SoCal Sculptures that Don't Disappoint
Where cities are being built up and money spent, local legislation has often passed a percent-for-art program; alternately, cities look to create stable partnerships between the public and private sectors, so some of that money is made available for public art, too. In the past, this has meant producing somewhat conventional monuments and commemorative images. Since the 1980s, public art programs have been better administered and present a much more contemporary image of the art world. The general rap: new public art is often quite amazing. Relatively recent high profile additions to the LA area include the following sweet spots.
1. Alison Saar, Embodied, 2015
The Hall of Justice
211 West Temple Street
Los Angeles, CA 90012
Saar’s monumental figurative bronze sculpture representing the spirit of Justice stands guard outside the Hall’s garden in all her composite ethnic splendor.
2. Peter Shelton, Sixbeaststwomonkeys, 2009
Los Angeles Police Administration Building
100 West 1st Street, LA 90012
The six plinth-mounted bulky, lumbering, volumetric bronze ‘beasts’ vaguely conjure up simian-like and elephantine vestiges as they silently hold vigil outside the headquarter’s entrance.
3. See Change, 2012
Thomas Bradley International Terminal
This 58-screen, 90-foot linear video permanent installation suspended from the ceiling in the TBIT arrival area features 28 site-specific artworks that add up to four hours of moving images from artists throughout the USA.
4. Mark Bradford, Bell Tower, 2015
Thomas Bradley International Terminal
The massive suspended sculpture titled Bell Tower hovering above the passenger securitÔy screening area at TBIT mixes Bradford’s characteristic found wood panels and printed posters into a symbolic heraldic sentry.
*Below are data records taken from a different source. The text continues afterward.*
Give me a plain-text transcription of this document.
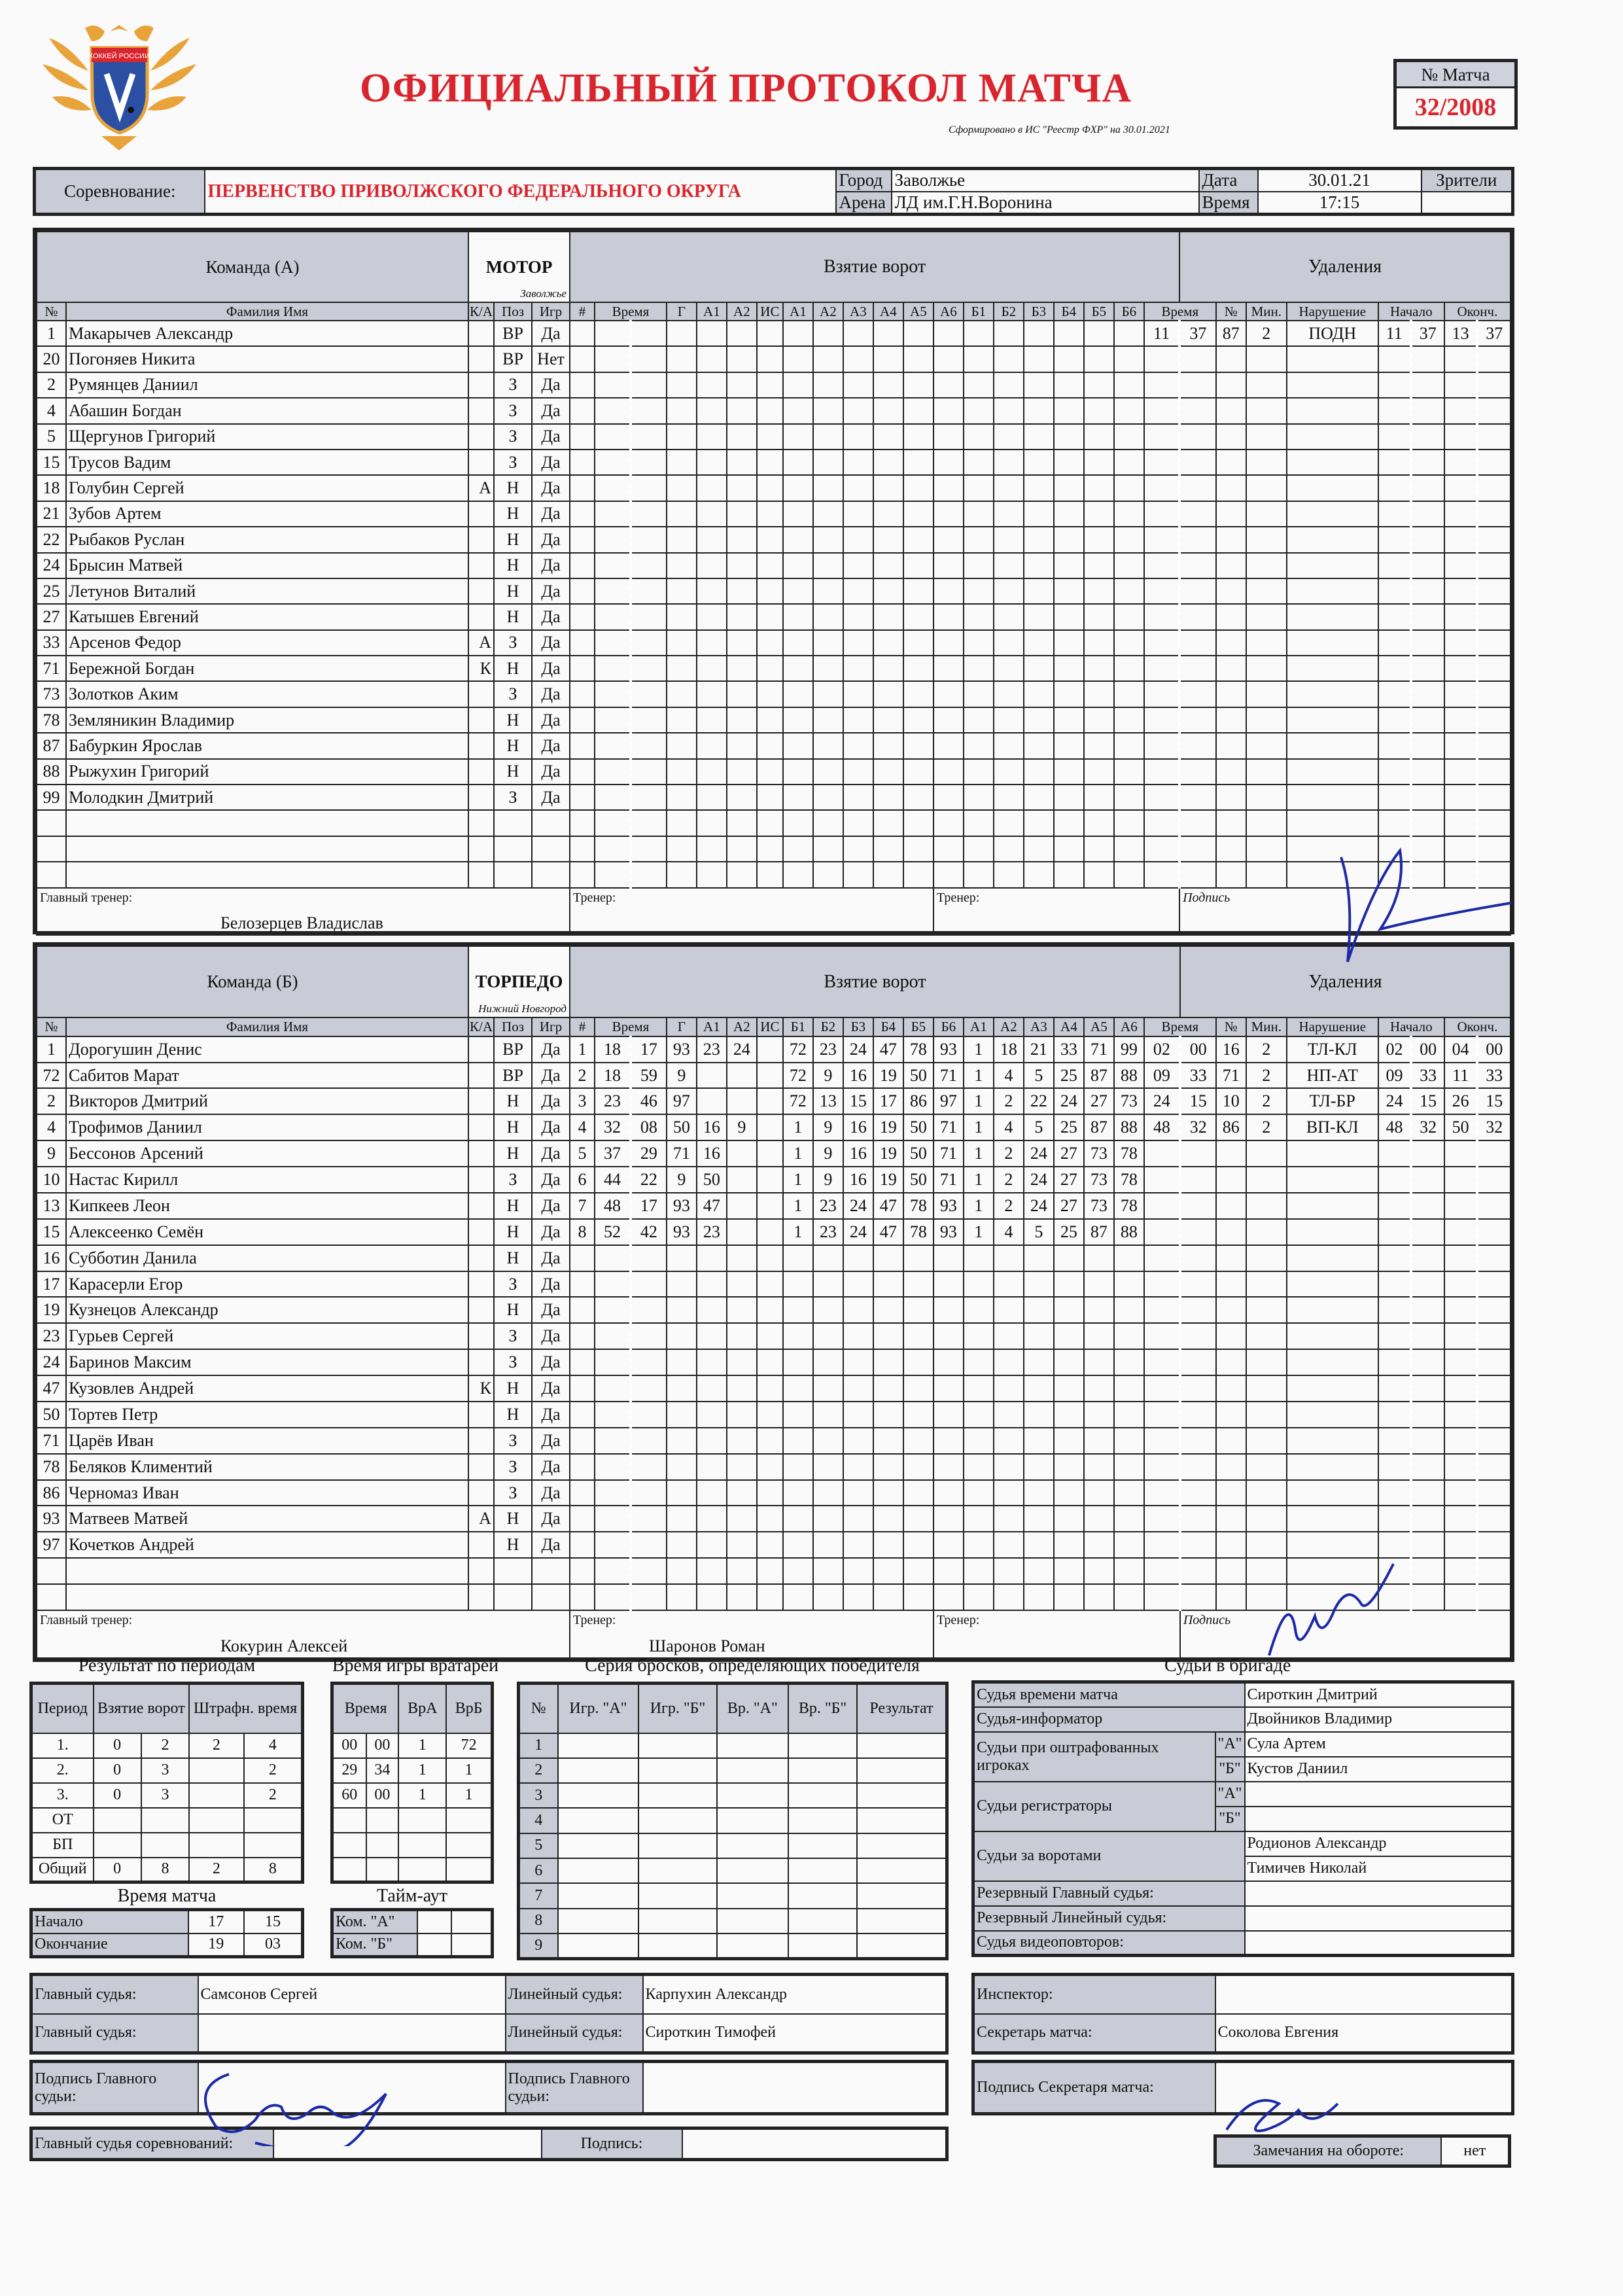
ХОККЕЙ РОССИИ
ОФИЦИАЛЬНЫЙ ПРОТОКОЛ МАТЧА
Сформировано в ИС "Реестр ФХР" на 30.01.2021
№ Матча
32/2008
Соревнование:	ПЕРВЕНСТВО ПРИВОЛЖСКОГО ФЕДЕРАЛЬНОГО ОКРУГА	Город	Заволжье	Дата	30.01.21	Зрители
		Арена	ЛД им.Г.Н.Воронина	Время	17:15	
Команда (А)		МОТОР
Заволжье			Взятие ворот																				Удаления							
№	Фамилия Имя	К/А	Поз	Игр	#	Время		Г	А1	А2	ИС	А1	А2	А3	А4	А5	А6	Б1	Б2	Б3	Б4	Б5	Б6	Время		№	Мин.	Нарушение	Начало		Оконч.	
1	Макарычев Александр		ВР	Да																				11	37	87	2	ПОДН	11	37	13	37
20	Погоняев Никита		ВР	Нет																												
2	Румянцев Даниил		З	Да																												
4	Абашин Богдан		З	Да																												
5	Щергунов Григорий		З	Да																												
15	Трусов Вадим		З	Да																												
18	Голубин Сергей	А	Н	Да																												
21	Зубов Артем		Н	Да																												
22	Рыбаков Руслан		Н	Да																												
24	Брысин Матвей		Н	Да																												
25	Летунов Виталий		Н	Да																												
27	Катышев Евгений		Н	Да																												
33	Арсенов Федор	А	З	Да																												
71	Бережной Богдан	К	Н	Да																												
73	Золотков Аким		З	Да																												
78	Земляникин Владимир		Н	Да																												
87	Бабуркин Ярослав		Н	Да																												
88	Рыжухин Григорий		Н	Да																												
99	Молодкин Дмитрий		З	Да																												

Главный тренер:
Белозерцев Владислав					Тренер:												Тренер:								Подпись							
Команда (Б)		ТОРПЕДО
Нижний Новгород			Взятие ворот																				Удаления							
№	Фамилия Имя	К/А	Поз	Игр	#	Время		Г	А1	А2	ИС	Б1	Б2	Б3	Б4	Б5	Б6	А1	А2	А3	А4	А5	А6	Время		№	Мин.	Нарушение	Начало		Оконч.	
1	Дорогушин Денис		ВР	Да	1	18	17	93	23	24		72	23	24	47	78	93	1	18	21	33	71	99	02	00	16	2	ТЛ-КЛ	02	00	04	00
72	Сабитов Марат		ВР	Да	2	18	59	9				72	9	16	19	50	71	1	4	5	25	87	88	09	33	71	2	НП-АТ	09	33	11	33
2	Викторов Дмитрий		Н	Да	3	23	46	97				72	13	15	17	86	97	1	2	22	24	27	73	24	15	10	2	ТЛ-БР	24	15	26	15
4	Трофимов Даниил		Н	Да	4	32	08	50	16	9		1	9	16	19	50	71	1	4	5	25	87	88	48	32	86	2	ВП-КЛ	48	32	50	32
9	Бессонов Арсений		Н	Да	5	37	29	71	16			1	9	16	19	50	71	1	2	24	27	73	78									
10	Настас Кирилл		З	Да	6	44	22	9	50			1	9	16	19	50	71	1	2	24	27	73	78									
13	Кипкеев Леон		Н	Да	7	48	17	93	47			1	23	24	47	78	93	1	2	24	27	73	78									
15	Алексеенко Семён		Н	Да	8	52	42	93	23			1	23	24	47	78	93	1	4	5	25	87	88									
16	Субботин Данила		Н	Да																												
17	Карасерли Егор		З	Да																												
19	Кузнецов Александр		Н	Да																												
23	Гурьев Сергей		З	Да																												
24	Баринов Максим		З	Да																												
47	Кузовлев Андрей	К	Н	Да																												
50	Тортев Петр		Н	Да																												
71	Царёв Иван		З	Да																												
78	Беляков Климентий		З	Да																												
86	Черномаз Иван		З	Да																												
93	Матвеев Матвей	А	Н	Да																												
97	Кочетков Андрей		Н	Да																												

Главный тренер:
Кокурин Алексей					Тренер:
Шаронов Роман												Тренер:								Подпись							
Результат по периодам
Период	Взятие ворот		Штрафн. время	
1.	0	2	2	4
2.	0	3		2
3.	0	3		2
ОТ				
БП				
Общий	0	8	2	8
Время матча
Начало	17	15
Окончание	19	03
Время игры вратарей
Время		ВрА	ВрБ
00	00	1	72
29	34	1	1
60	00	1	1

Тайм-аут
Ком. "А"		
Ком. "Б"		
Серия бросков, определяющих победителя
№	Игр. "А"	Игр. "Б"	Вр. "А"	Вр. "Б"	Результат
1					
2					
3					
4					
5					
6					
7					
8					
9					
Судьи в бригаде
Судья времени матча		Сироткин Дмитрий
Судья-информатор		Двойников Владимир
Судьи при оштрафованных игроках	"А"	Сула Артем
	"Б"	Кустов Даниил
Судьи регистраторы	"А"	
	"Б"	
Судьи за воротами		Родионов Александр
		Тимичев Николай
Резервный Главный судья:		
Резервный Линейный судья:		
Судья видеоповторов:		
Главный судья:	Самсонов Сергей	Линейный судья:	Карпухин Александр
Главный судья:		Линейный судья:	Сироткин Тимофей
Инспектор:	
Секретарь матча:	Соколова Евгения
Подпись Главного судьи:		Подпись Главного судьи:	
Подпись Секретаря матча:	
Главный судья соревнований:		Подпись:		Замечания на обороте:	нет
5. Christine Ulke, El Aliso de Los Angeles, 2015
MTA/Division 13 Bus Maintenance and Operations Facility
corner of Cesar Chavez and Vignes
Historical collaging make up the highly detailed drawings trees that were transformed into a large grid of LED lit translucent panels turning the corner of this MTA Facility into an icon of transfigured nature by day and a lantern by night.
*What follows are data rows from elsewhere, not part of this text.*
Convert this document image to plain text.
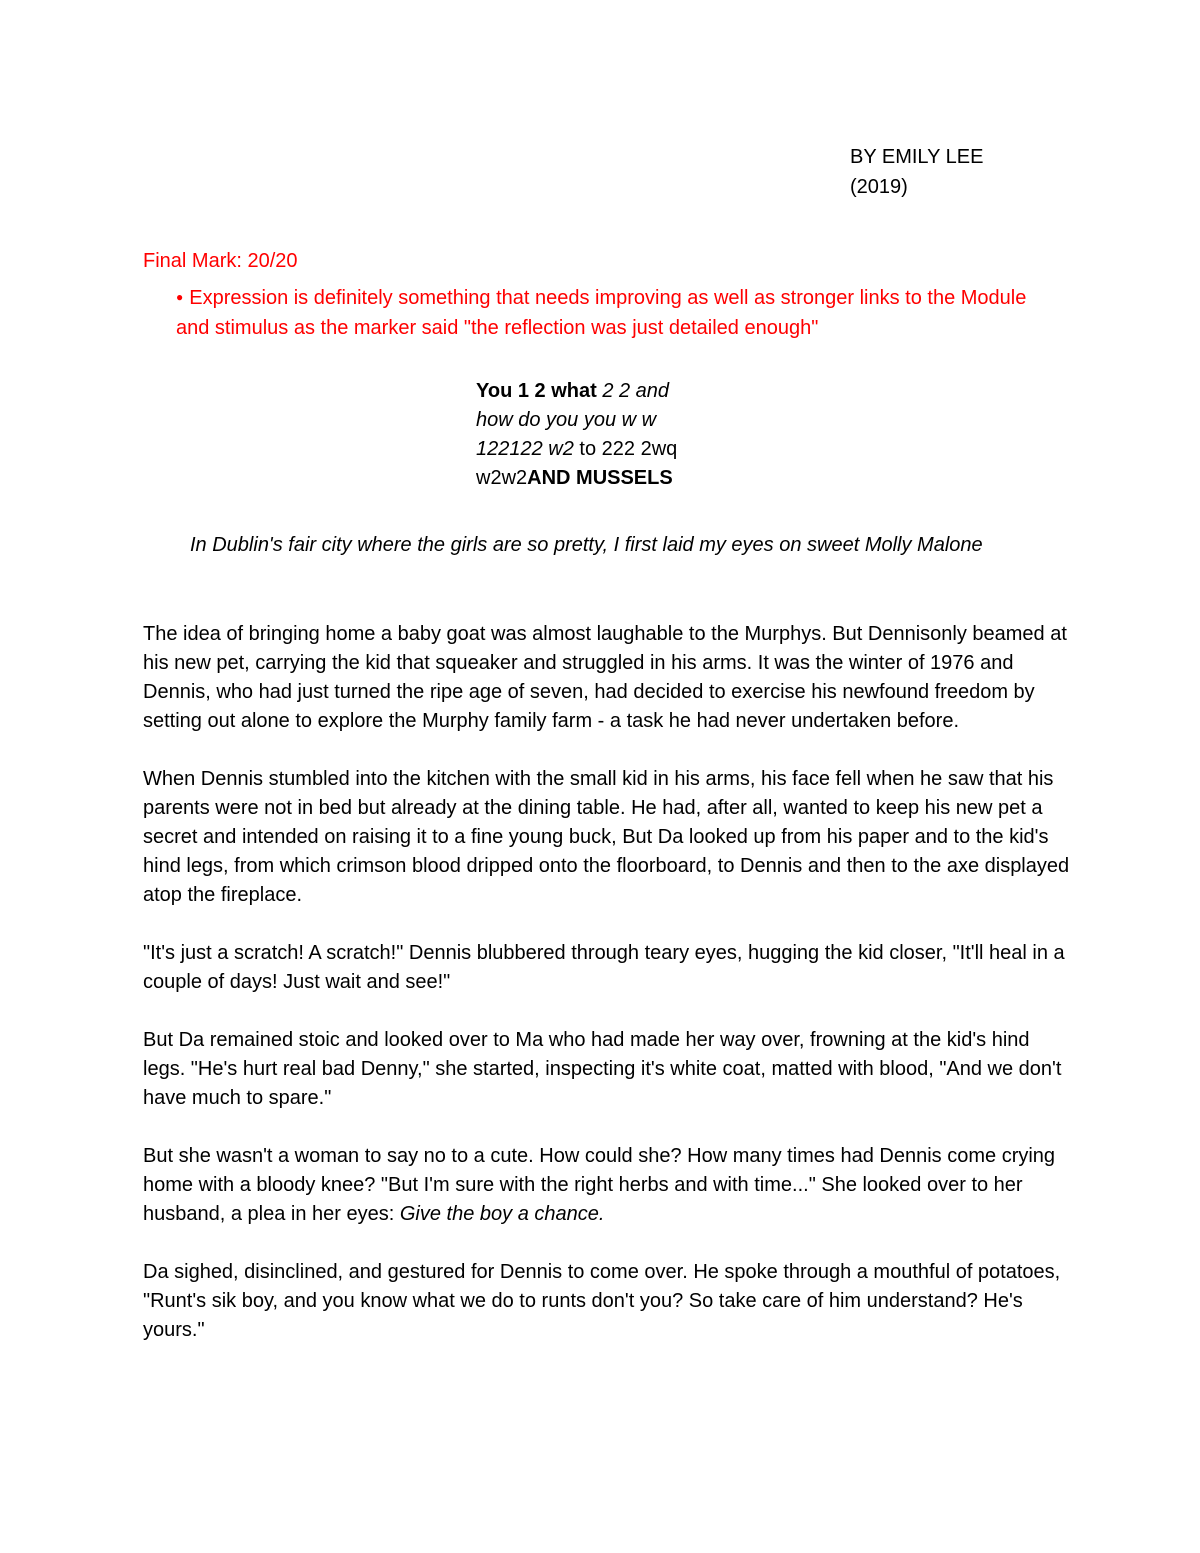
BY EMILY LEE
(2019)
Final Mark: 20/20
● Expression is definitely something that needs improving as well as stronger links to the Module and stimulus as the marker said "the reflection was just detailed enough"
You 1 2 what 2 2 and
how do you you w w
122122 w2 to 222 2wq
w2w2AND MUSSELS
In Dublin's fair city where the girls are so pretty, I first laid my eyes on sweet Molly Malone

The idea of bringing home a baby goat was almost laughable to the Murphys. But Dennisonly beamed at his new pet, carrying the kid that squeaker and struggled in his arms. It was the winter of 1976 and Dennis, who had just turned the ripe age of seven, had decided to exercise his newfound freedom by setting out alone to explore the Murphy family farm - a task he had never undertaken before.

When Dennis stumbled into the kitchen with the small kid in his arms, his face fell when he saw that his parents were not in bed but already at the dining table. He had, after all, wanted to keep his new pet a secret and intended on raising it to a fine young buck, But Da looked up from his paper and to the kid's hind legs, from which crimson blood dripped onto the floorboard, to Dennis and then to the axe displayed atop the fireplace.

"It's just a scratch! A scratch!" Dennis blubbered through teary eyes, hugging the kid closer, "It'll heal in a couple of days! Just wait and see!"

But Da remained stoic and looked over to Ma who had made her way over, frowning at the kid's hind legs. "He's hurt real bad Denny," she started, inspecting it's white coat, matted with blood, "And we don't have much to spare."

But she wasn't a woman to say no to a cute. How could she? How many times had Dennis come crying home with a bloody knee? "But I'm sure with the right herbs and with time..." She looked over to her husband, a plea in her eyes: Give the boy a chance.

Da sighed, disinclined, and gestured for Dennis to come over. He spoke through a mouthful of potatoes, "Runt's sik boy, and you know what we do to runts don't you? So take care of him understand? He's yours."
6. Hirokazu Kosaka, Buffer Zone, 2009
Little Tokyo/Arts District Station on the Gold Line
Station canopies that take the shape of three different Japanese archery bows, accompanied by Zen archery target benches replete with concentric circles of black and white, are all set into a platform paving design echoing Japanese tatami mats, collectively recalling how the perfect shot requires exact timing.
7. Susan Narduli, Timekeeper, 2014
231 S. De Lacey Ave. Pasadena
Four large-scale panels relay 40 hours of image loops about the issue of Time to passersby through animated elements, video, generative patterns and live feeds, conveying meanings that are both personal and societal.
8. Christine Nguyen, Oceanic Cosmic Whisper, 2012
Malibu Library, Malibu, CA 90265
Building up the images for Oceanic Cosmic Whisper ended up by crafting a water-swept dreamscape that take readers into a world where the real world of beaches and surreal world of the imagination converge.
9. Mara Lonner, San Angelo Landscape, 2015
San Angelo Park Community Center
245 San Angelo Avenue
La Puente, CA 91746
Deploying forms derived from vintage illustrations of native California and Mexican plantos, this new 2 and 3D landscape wends its way up and down the outside walls of the building, playing with forms, colors, light and shadow.
10. Chris Burden, Urban Light, 2008
The Wilshire entrance to LACMA entry plaza is inhabited by some 200-plus old fashioned cast-iron street lamps. Burden’s composition recalls a Classical Greek temple but more importantly and whether or not the lights are on, it has become a destination where anyone can count on making their rendezvous without the usually torturous LA directions.